Friday, September 17, 2010

Godel, Escher, Bach: An Eternal Golden Braid Order Now


Finally finished it! It's entertaining to visit the realms at the edge of human understanding. There are plenty of excellent reviews well before mine but I feel compelled to write a review none the less to celebrate the long read's conclusion.

Gödel's incompleteness theorems may be taken for granted by Hofstadter from my understanding and reflection but it's not fatal. If you take Gödel straight up ... mathematics and numbers might never be understood, let alone proven. Our minds have great difficulty constructing vocabulary to rationalize mathematics. That's not `news'. The multiplicity of examples and variants that Hofstadter provides regarding this subtle reality of human understanding are fun. I suppose we all comprehend the fuzziness that words contribute or fail completely in communicating mathematical constructs. Hofstadter reinforces the notion that we can't put our finger on our mind's dilemma with the exactitude we desire. I came away with a better appreciation that I'm not alone in the quagmire.

Many, many years ago, I simply enjoyed the whimsy of Escher's art.

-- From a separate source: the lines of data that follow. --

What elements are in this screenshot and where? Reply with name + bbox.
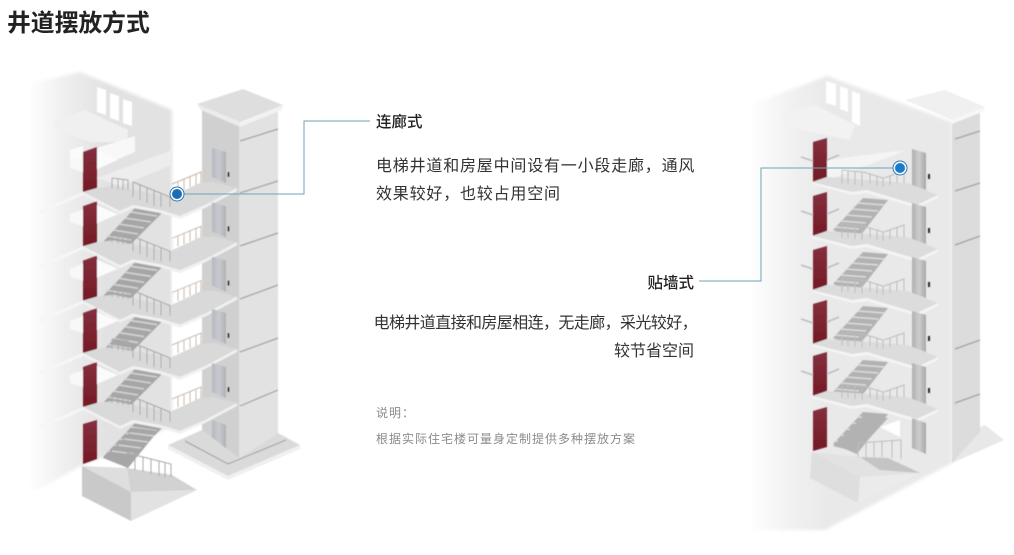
heading: wall-attached type: 贴墙式 [647,275,694,292]
title: 井道摆放方式 [7,10,150,37]
tower side face [952,113,980,463]
tower panel lines [955,131,980,403]
upper windows [826,81,860,126]
text: corridor type description: 效果较好，也较占用空间 [376,186,561,203]
upper room furniture [780,105,855,140]
text: corridor type description [376,157,695,203]
illustration: right building (wall-attached type) [752,76,1004,530]
tower pit base [168,430,300,480]
ground landing block and steps [810,440,920,503]
tower panel lines [240,129,278,406]
upper windows [97,87,132,126]
storeys [801,138,938,454]
note text: 根据实际住宅楼可量身定制提供多种摆放方案 [376,432,636,446]
back wall [28,72,172,490]
lowest door and stair [83,420,97,464]
text: wall-attached type description [374,314,697,360]
tower faces [202,106,239,458]
callout: wall-attached type leader line and marker [699,161,907,281]
back wall and ground [752,76,952,530]
text: corridor type description: 电梯井道和房屋中间设有一小段走廊，通风 [376,158,695,175]
tower cap [905,90,985,124]
illustration: left building (corridor type) [28,72,300,521]
text: wall-attached type description: 较节省空间 [614,343,694,360]
ground landing block and steps [82,453,197,521]
callout: corridor type leader line and marker [170,121,370,201]
upper room furniture [52,110,172,186]
text: wall-attached type description: 电梯井道直接和房屋相连，无走廊，采光较好， [374,315,697,332]
note label: 说明： [376,406,415,420]
storeys [40,147,237,468]
lowest door [813,407,827,451]
tower cap [197,89,283,127]
heading: corridor type: 连廊式 [376,114,423,131]
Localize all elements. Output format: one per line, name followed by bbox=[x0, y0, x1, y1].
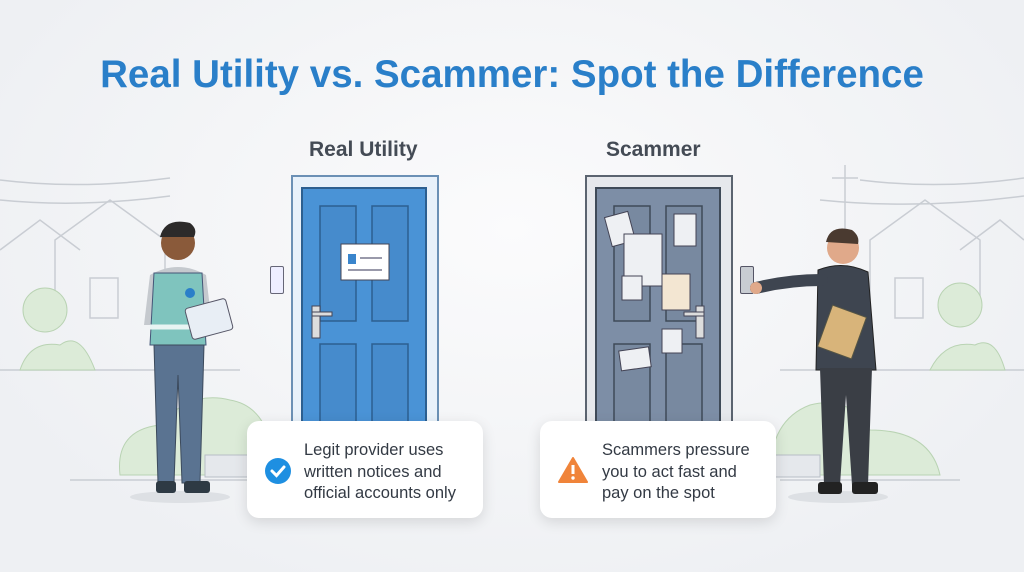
callout: scammer bbox=[540, 421, 776, 518]
callout: real utility: Legit provider uses bbox=[304, 441, 443, 459]
person: scammer bbox=[750, 228, 888, 503]
callout: real utility: written notices and bbox=[304, 462, 442, 480]
person: utility worker bbox=[130, 222, 234, 503]
icon: doorbell left bbox=[270, 266, 284, 294]
callout: real utility: official accounts only bbox=[304, 484, 456, 502]
callout: scammer: Scammers pressure bbox=[602, 441, 750, 459]
icon: doorbell right bbox=[740, 266, 754, 294]
door: scammer bbox=[585, 175, 733, 421]
label: real utility: Real Utility bbox=[309, 138, 418, 161]
icon: check bbox=[265, 458, 291, 484]
callout: real utility bbox=[247, 421, 483, 518]
label: scammer: Scammer bbox=[606, 138, 701, 161]
callout: scammer: pay on the spot bbox=[602, 484, 715, 502]
door: real utility bbox=[291, 175, 439, 421]
icon: warning bbox=[558, 457, 588, 483]
title: Real Utility vs. Scammer: Spot the Difference bbox=[100, 53, 924, 96]
callout: scammer: you to act fast and bbox=[602, 462, 737, 480]
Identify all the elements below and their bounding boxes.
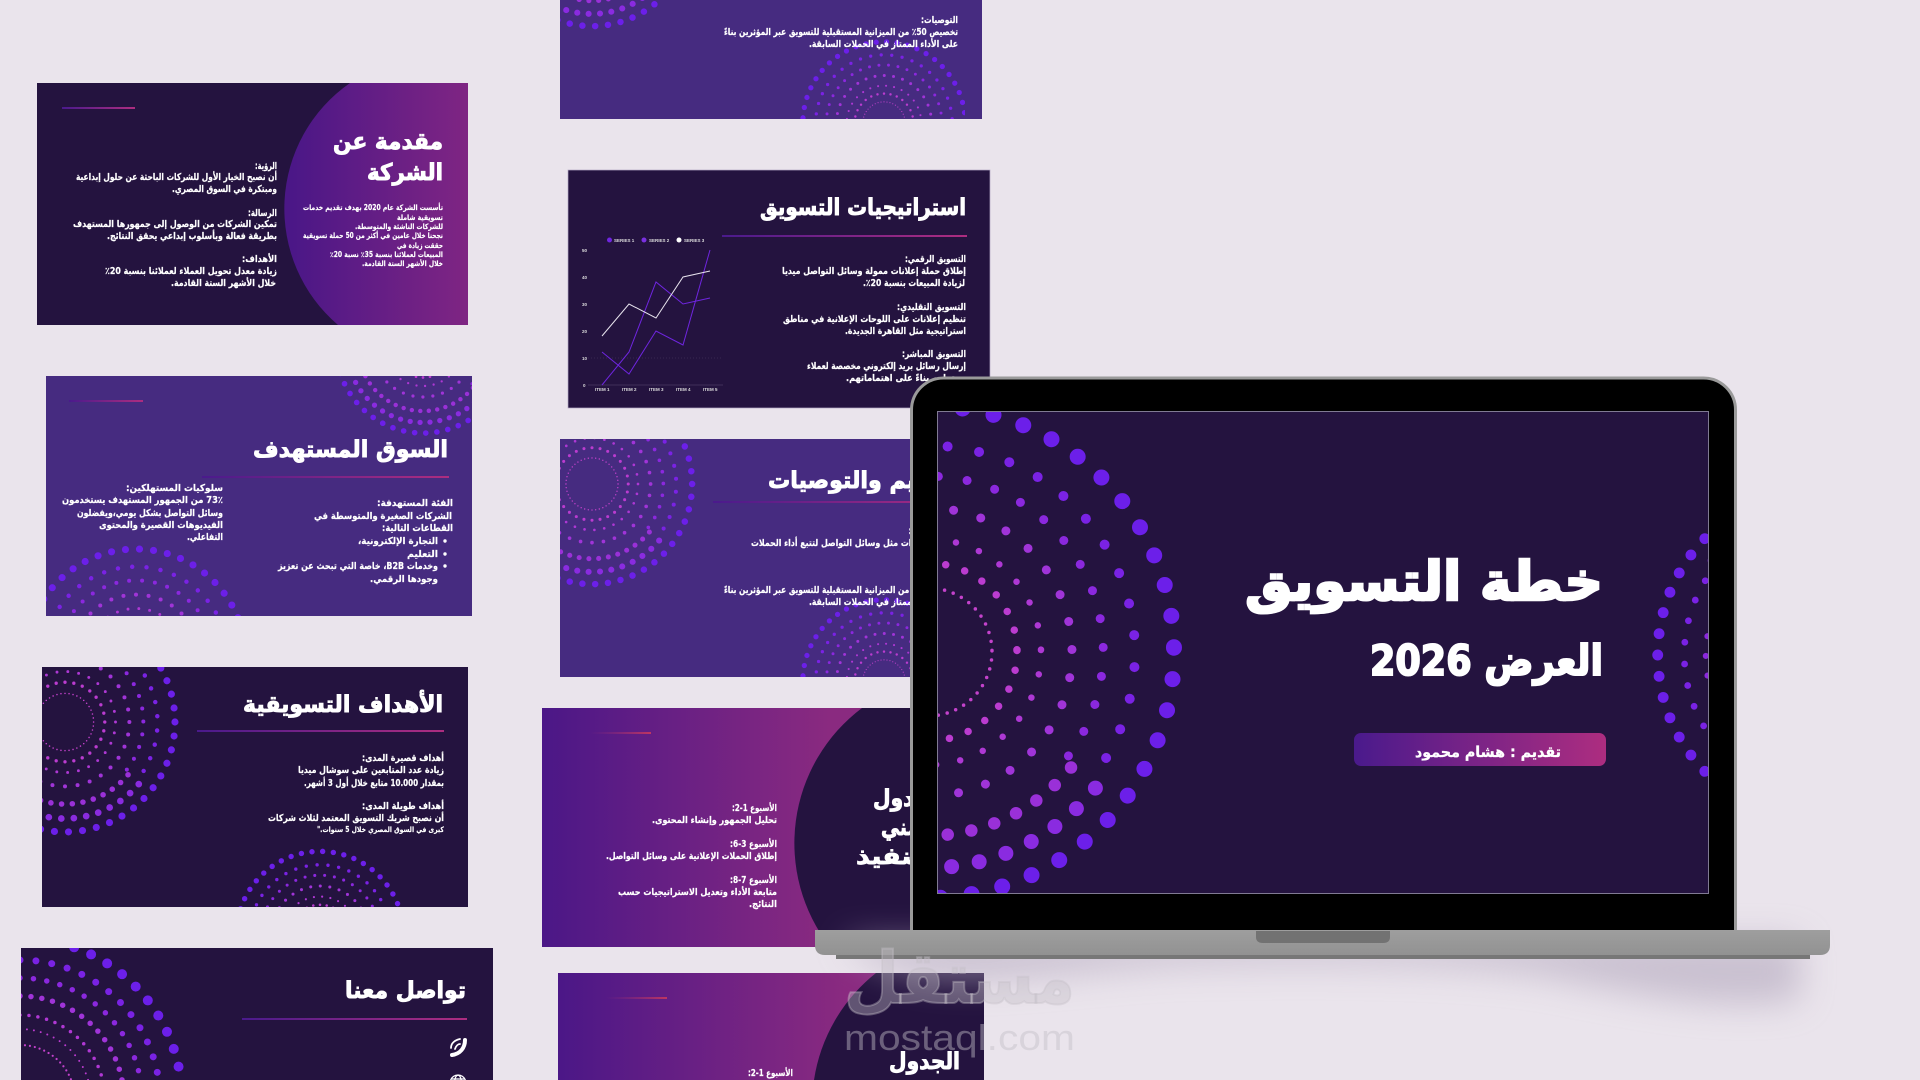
line chart: ITEM 3 (649, 387, 664, 392)
intro paragraph: خلال الأشهر الستة القادمة. (362, 259, 443, 268)
target segment text: الشركات الصغيرة والمتوسطة في (314, 511, 452, 522)
watermark (844, 936, 1075, 1058)
panel: company introduction slide (37, 83, 468, 325)
panel: marketing goals slide (42, 667, 468, 907)
vision mission goals text: الرؤية: (255, 161, 277, 172)
vision mission goals text: تمكين الشركات من الوصول إلى جمهورها المستهدف (73, 219, 277, 230)
base lower strip (836, 955, 1810, 959)
line chart: SERIES 2 (649, 238, 670, 243)
accent line (590, 732, 651, 734)
line chart: ITEM 1 (595, 387, 610, 392)
icon: phone (451, 1039, 465, 1055)
intro paragraph: تأسست الشركة عام 2020 بهدف تقديم خدمات (303, 202, 443, 212)
strategies text: التسويق المباشر: (902, 349, 966, 360)
strategies text: التسويق التقليدي: (897, 302, 966, 313)
vision mission goals text: بطريقة فعالة وبأسلوب إبداعي يحقق النتائج. (107, 229, 277, 242)
dot pattern top left (42, 667, 178, 836)
vision mission goals text: أن نصبح الخيار الأول للشركات الباحثة عن حلول إبداعية (76, 170, 277, 183)
presenter button: تقديم : هشام محمود (1415, 743, 1561, 761)
heading rule (713, 501, 967, 503)
heading rule (242, 1018, 467, 1020)
trackpad notch (1256, 931, 1390, 943)
target segment text: التعليم (407, 549, 438, 560)
evaluation text (724, 526, 958, 608)
heading rule (722, 235, 967, 237)
strategies text: التسويق الرقمي: (905, 254, 966, 265)
line chart: 50 (582, 248, 588, 253)
intro paragraph (303, 202, 443, 268)
dot pattern bottom (800, 39, 965, 119)
intro paragraph: نجحنا خلال عامين في أكثر من 50 حملة تسويقية (303, 230, 443, 240)
line chart: 10 (582, 356, 588, 361)
dot pattern top left (560, 439, 696, 588)
dot pattern left (938, 412, 1182, 893)
dot pattern top left (560, 0, 658, 30)
intro paragraph: المبيعات لعملائنا بنسبة 35٪ نسبة 20٪ (330, 250, 443, 259)
panel: contact slide (cropped at bottom) (21, 948, 493, 1080)
goals text: أهداف قصيرة المدى: (362, 751, 444, 764)
timeline first line: الأسبوع 1-2: (748, 1067, 793, 1079)
timeline heading: للتنفيذ (856, 844, 944, 870)
strategies text: إطلاق حملة إعلانات ممولة وسائل التواصل ميديا (782, 266, 966, 277)
icon: globe (451, 1075, 465, 1080)
goals text: بمقدار 10.000 متابع خلال أول 3 أشهر. (304, 776, 444, 789)
vision mission goals text: زيادة معدل تحويل العملاء لعملائنا بنسبة 20٪ (105, 266, 277, 277)
watermark: مستقل (844, 936, 1075, 1020)
target segment text: القطاعات التالية: (382, 523, 453, 534)
strategies text: لزيادة المبيعات بنسبة 20٪. (863, 278, 965, 289)
panel: implementation timeline slide (542, 708, 944, 947)
timeline text: الأسبوع 1-2: (732, 802, 777, 814)
timeline text: الأسبوع 3-6: (730, 838, 777, 850)
strategies text: استراتيجية مثل القاهرة الجديدة. (845, 326, 966, 337)
watermark: mostaql.com (844, 1017, 1075, 1058)
laptop base (815, 930, 1830, 955)
line chart: 30 (582, 302, 588, 307)
line chart: ITEM 4 (676, 387, 691, 392)
heading rule (197, 730, 444, 732)
goals heading: الأهداف التسويقية (243, 689, 443, 718)
target segment text (277, 498, 453, 585)
line chart: ITEM 2 (622, 387, 637, 392)
timeline text (606, 802, 777, 910)
vision mission goals text: الأهداف: (242, 253, 277, 265)
timeline heading (856, 786, 944, 870)
goals text (268, 751, 445, 834)
heading rule (202, 476, 449, 478)
target segment text: وجودها الرقمي. (370, 574, 438, 585)
panel: target market slide (46, 376, 472, 616)
laptop bezel (912, 378, 1736, 932)
laptop shadow (840, 940, 1800, 1004)
strategies text: محتملين بناءً على اهتماماتهم. (846, 373, 966, 384)
evaluation text: التوصيات: (921, 573, 958, 584)
contact heading: تواصل معنا (345, 978, 466, 1004)
target market heading: السوق المستهدف (253, 437, 448, 463)
consumer behaviour text: سلوكيات المستهلكين: (126, 483, 223, 494)
target segment text: التجارة الإلكترونية، (358, 536, 438, 547)
panel: marketing strategies slide (568, 170, 990, 408)
evaluation text: التقييم: (908, 526, 958, 537)
consumer behaviour text (62, 483, 223, 543)
timeline heading: الجدول (873, 786, 944, 812)
intro heading (333, 129, 443, 186)
main title: خطة التسويق (1245, 550, 1603, 613)
vision mission goals text (73, 161, 277, 289)
recommendations text: التوصيات: (921, 15, 958, 26)
evaluation text: تخصيص 50٪ من الميزانية المستقبلية للتسويق عبر المؤثرين بناءً (724, 585, 958, 596)
consumer behaviour text: التفاعلي. (187, 532, 223, 543)
timeline text: إطلاق الحملات الإعلانية على وسائل التواصل. (606, 851, 777, 862)
timeline text: النتائج. (749, 899, 777, 910)
timeline text: الأسبوع 7-8: (730, 874, 777, 886)
evaluation heading: التقييم والتوصيات (768, 468, 966, 494)
dot pattern bottom left (46, 546, 241, 616)
line chart (582, 238, 723, 392)
intro paragraph: تسويقية شاملة (397, 213, 443, 222)
consumer behaviour text: 73٪ من الجمهور المستهدف يستخدمون (62, 495, 223, 506)
vision mission goals text: خلال الأشهر الستة القادمة. (171, 277, 276, 289)
line chart: 40 (582, 275, 588, 280)
strategies text: تنظيم إعلانات على اللوحات الإعلانية في مناطق (783, 314, 966, 325)
consumer behaviour text: الفيديوهات القصيرة والمحتوى (99, 520, 223, 531)
timeline heading: الجدول (889, 1049, 960, 1075)
intro heading: مقدمة عن (333, 129, 443, 155)
vision mission goals text: الرسالة: (248, 208, 277, 219)
line chart: SERIES 1 (614, 238, 635, 243)
dot pattern right (1652, 533, 1708, 777)
panel: timeline slide duplicate (cropped at bottom) (558, 973, 984, 1080)
dot pattern top right (340, 376, 472, 436)
accent line (606, 997, 667, 999)
line chart: 0 (583, 383, 586, 388)
target segment text: الفئة المستهدفة: (377, 498, 453, 509)
dot pattern bottom (238, 848, 400, 907)
dark circle (794, 708, 968, 947)
gradient circle (284, 83, 468, 325)
panel: title slide on screen (937, 411, 1709, 894)
line chart: ITEM 5 (703, 387, 718, 392)
goals text: أهداف طويلة المدى: (362, 799, 444, 812)
recommendations text: تخصيص 50٪ من الميزانية المستقبلية للتسويق عبر المؤثرين بناءً (724, 27, 958, 38)
vision mission goals text: ومبتكرة في السوق المصري. (172, 184, 277, 195)
dark circle (814, 973, 984, 1080)
goals text: كبرى في السوق المصري خلال 5 سنوات." (317, 825, 445, 834)
timeline heading: الزمني (881, 815, 944, 841)
presenter button (1354, 733, 1606, 766)
timeline text: متابعة الأداء وتعديل الاستراتيجيات حسب (618, 886, 777, 898)
intro paragraph: حققت زيادة في (397, 241, 443, 250)
timeline text: تحليل الجمهور وإنشاء المحتوى. (652, 815, 777, 826)
subtitle year: العرض 2026 (1370, 636, 1603, 686)
strategies heading: استراتيجيات التسويق (760, 195, 966, 221)
panel: recommendations slide (cropped at top) (560, 0, 982, 119)
line chart: SERIES 3 (684, 238, 705, 243)
panel: evaluation and recommendations slide (560, 439, 966, 677)
line chart: 20 (582, 329, 588, 334)
target segment text: وخدمات B2B، خاصة التي تبحث عن تعزيز (277, 561, 438, 572)
recommendations text (724, 15, 958, 50)
strategies text (782, 254, 966, 384)
laptop (678, 378, 1920, 959)
intro paragraph: للشركات الناشئة والمتوسطة. (355, 222, 443, 231)
dot pattern bottom (800, 597, 910, 677)
dot pattern (20, 938, 181, 1080)
accent line (69, 400, 143, 402)
strategies text: إرسال رسائل بريد إلكتروني مخصصة لعملاء (807, 361, 966, 372)
consumer behaviour text: وسائل التواصل بشكل يومي،ويفضلون (77, 508, 223, 519)
intro heading: الشركة (367, 160, 443, 186)
accent line (62, 107, 135, 109)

As a young physicist, I had not come to appreciate the relationship between "art" with science beyond the medium. The curious and repetitious appearance of unconscious ratios in non-mathematical, natural and abstract contexts does `feel' a bit (should I say it?) unnatural. The golden ratio, Fibonacci numbers, Euler characteristics, omega constant, etc affect everything but nothing that can be verbally expressed. Why? No idea. It just does. Hofstadter expresses this `feeling' perhaps as well as we can elucidate it.

Bach ... I got it! I enjoyed Hofstadter's excursions with Bach. Why? ... I was a terrible piano student. I didn't get it. My sister did. It bothered me to no end as a kid. Some few years ago I ran across a detailed Pythagorean statement about how tone/music is recognized as concordant and related by small integer ratios. It was magic to my mind. I'm ready to try again. It seems so simple!

Hofstadter uses narrative `gimmicks' (for lack of a better word ) to link the Gödel, Escher and Bach theme into vertical and horizontal systems and system of systems that may or may not withstand peer review. That's not really the point. I'd call it mind fertilizer ... lots and lots of it.

And that's my criticism ... the read is massive. You have to want to press on through verbosity and detours. It's a book that I would imagine not every reader will preserver to finish. I must admit I was almost one.

In reflection upon the six months or so that I took to read it I'd say it was worth it. There will be times that you'll ask yourself why you ever picked the book up. It's mind candy ... that's what it is.